The legal implications of the shipwreck of the Costa Concordia, in which 30 people died when the ship ran aground off the coast of Tuscany in January, were felt in Texas last weekend. A court in Galveston first seized, and later released, the cruise liner Carnival Triumph, which is owned by Carnival Cruise Lines, parent company of Costa Cruises, which sailed the Concordia.
Last Friday a $10 million dollar suit was filed against Carnival Cruise Lines by the relatives of a German woman, Siglinde Stumpf, who drowned in the shipwreck. Essentially, the suit aims to hold the parent company, Carnival, responsible for the inadequate safety procedures.

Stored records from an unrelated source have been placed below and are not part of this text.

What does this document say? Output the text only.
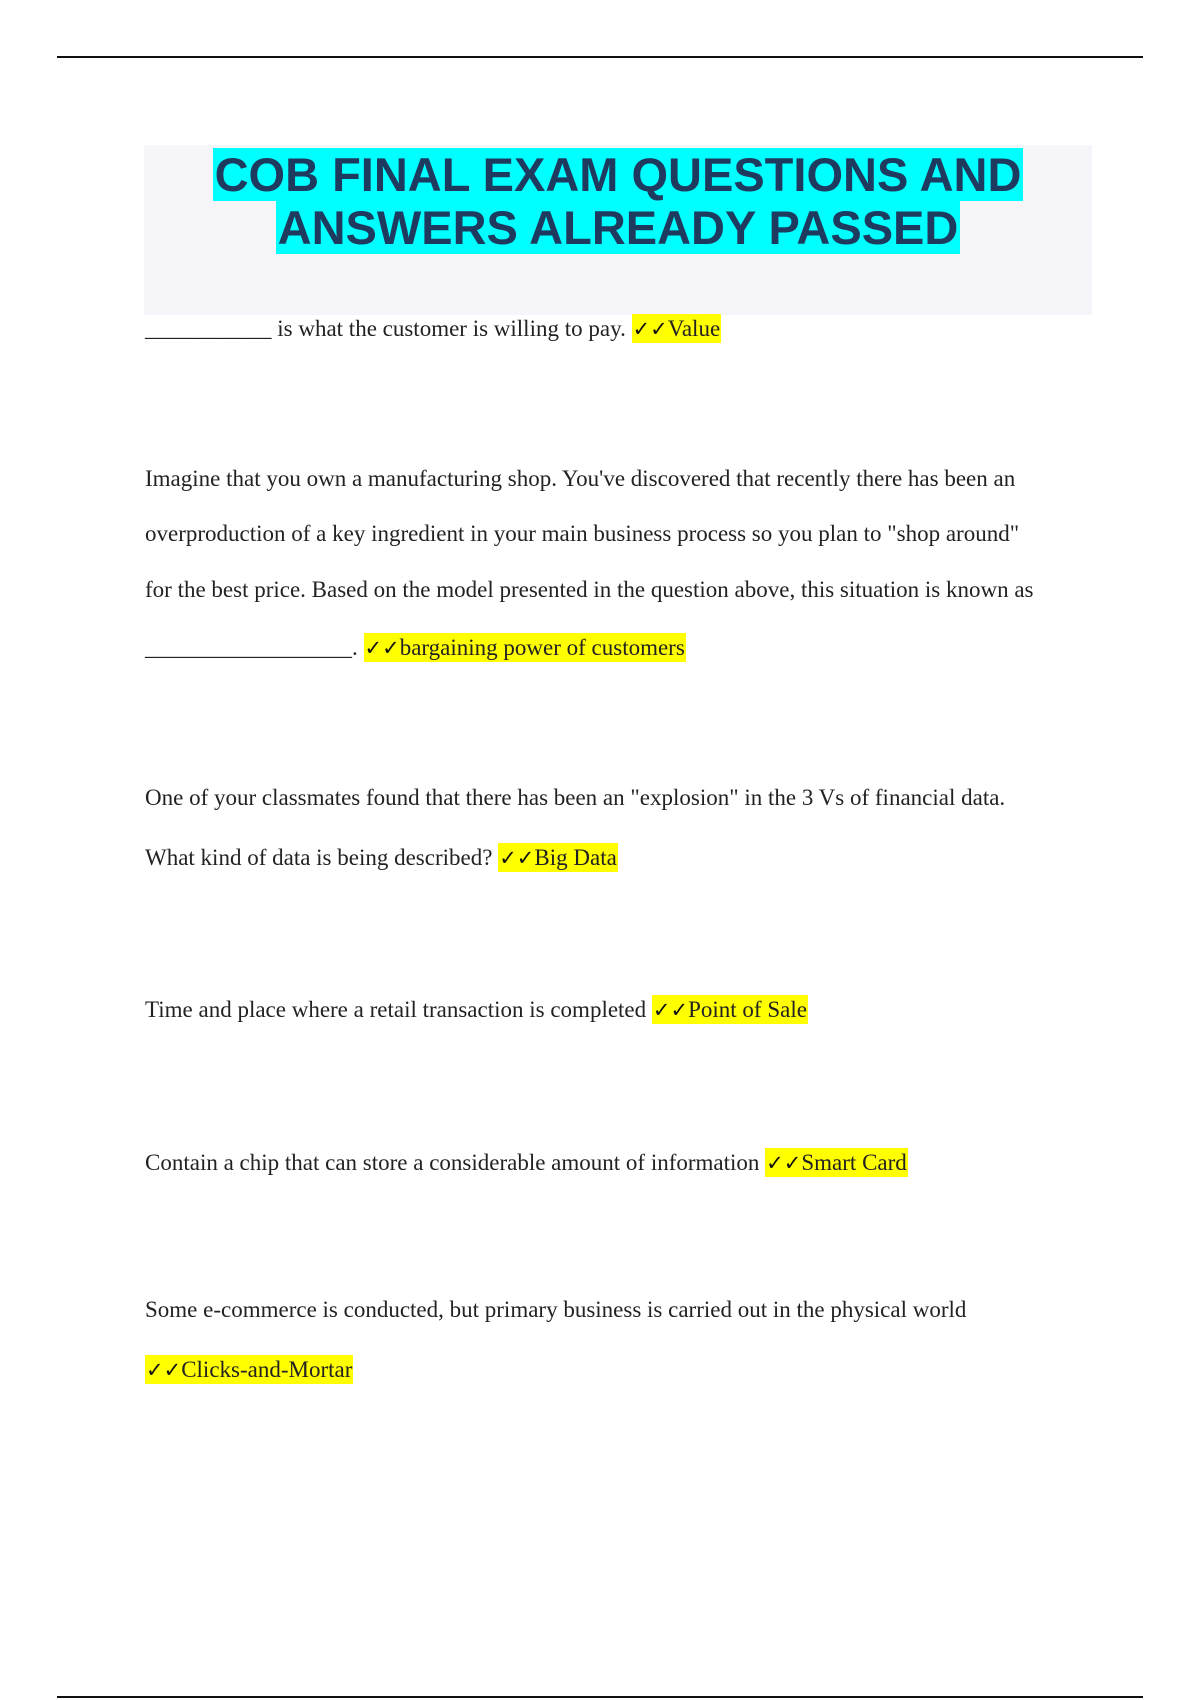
COB FINAL EXAM QUESTIONS AND
ANSWERS ALREADY PASSED
___________ is what the customer is willing to pay. ✓✓Value
Imagine that you own a manufacturing shop. You've discovered that recently there has been an
overproduction of a key ingredient in your main business process so you plan to "shop around"
for the best price. Based on the model presented in the question above, this situation is known as
__________________. ✓✓bargaining power of customers
One of your classmates found that there has been an "explosion" in the 3 Vs of financial data.
What kind of data is being described? ✓✓Big Data
Time and place where a retail transaction is completed ✓✓Point of Sale
Contain a chip that can store a considerable amount of information ✓✓Smart Card
Some e-commerce is conducted, but primary business is carried out in the physical world
✓✓Clicks-and-Mortar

John Eaves, a lawyer for the victim’s family, has requested that the phone conversations on the night of the tragedy, involving ship officials and representatives of both the Carnival and Costa companies, be examined. Clearly, lawyers for Ms Stumpf’s family will argue that the delay in sounding the “abandon ship” cost lives.
Having first sequestered the Carnival Triumph on Friday, as precautionary “security”, a court in Galveston on Saturday then ruled that ship could sail out of port, bound for the Gulf of Mexico.
A spokesman for Carnival said yesterday that an agreement on the matter had been reached, without specifying the details.